Teacher of the Year’ through the Capherd organization.
John called me last week to tell me that he had misplaced the
karate curriculum we were working on. He wanted me to fax him a copy because he
was starting a self-defense program at Hamilton Ave. Elementary School in
Greenwich. I was unable to get him the fax on time so he improvised using the
general lesson plan gleaned from my book Smart
Moves, published a few years earlier through Simon and Schuster.

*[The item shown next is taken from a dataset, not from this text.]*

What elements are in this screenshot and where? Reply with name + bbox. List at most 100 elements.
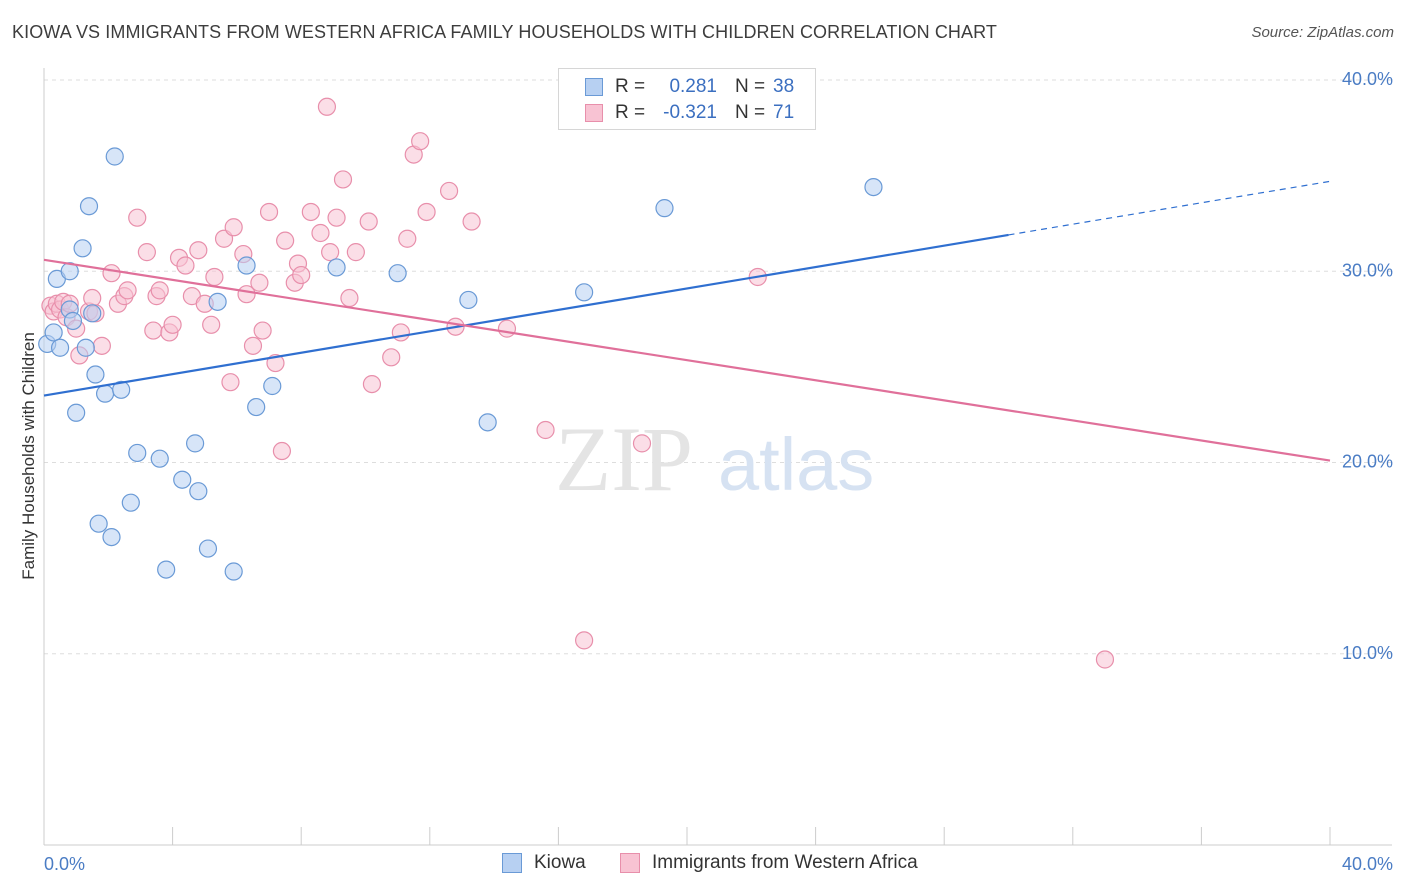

John comes to private karate classes for peace of mind, an
interest he shares with other students. Some private sessions never actually
get around to physical movement. Oftentimes, what is needed is more mental
movement; clarifications to remove life obstacles or to set the stage for
higher level understanding. As I explained in my book, The Soul Polisher’s Apprentice, life is like piecing together a
vertical puzzle. Only the pieces that fit at your current height of understanding make any sense. John opens the dialogue, “I ran the first unit, he says. “I opened
with questions, ‘Why self-defense. What is self defense?’ Then I moved to
stances, the pillars of strength.”
The horse stance is a universal posture found in every striking
art. Young children are usually first exposed to uncomplicated semi-aggressive
pushes or tugs. It’s natural for good teachers to start with simple concepts. “Then I showed them a basic wrist escape,” he added. “My reasoning
– if you get grabbed, not only will you want to stabilize yourself but you’ll
want to escape the grab.”
I like John’s logical sequencing of the material but I challenge him on some of the details. “95% of the time in my
classes,” I tell him, “whenever a child is grabbed and pulled, they can’t
escape from the grip if they go into a resistant posture first. The reason they
fail as the grabber pulls them, it lengthens their arm, making it less
effective to circle out. One of the strength principles in karate study is that
the further away your arm extends from your body, the weaker it becomes.” I ask
John, “If someone grabbed your right wrist and suddenly tugged you, how would
you go into horse stance with the best chance of resisting that tug? Would you
step back or forward and with which foot?”
He wasn’t sure.
“With quick enough reflexes you could step any way you wanted,” I
said “ but the ideal tactic would be
to step toward your opponent to
negate his pull. That is the best time to attempt your wrist escape. I break
single moves down into a logical, simple and sequential format before layering
two techniques together. Introduce the horse stance first. Follow with
resisting pushes and pulls. Introduce wrist escapes without any leg work at
some future date, then layer wrist escapes into your footwork.”
It’s not that children
cannot have fun or learn the two methods together. To create an ideal
foundation it is absolutely necessary to ground a student thoroughly into
their techniques. The stronger the base, the higher the future structure.
John and I also
discuss the need in physical education for the ‘fun’ element. If there isn’t an
element of fun in these lessons, most kids will loose interest today.
I have noticed a
disturbing teaching trend, whether it’s in a karate school, or in an
institutional academic classroom. Children are far more antsy and anxious.
Underlying their behavior in my opinion, is their doubt and confusion about
life. Life is complex and overwhelming for them. Life is moving much too fast
for young people to comprehend, no less find a deep taproot of meaningful
America is on a dumb down path. There is no one culprit to point a finger at. A
maddening social pace simply incurs a lot of meaningless movements.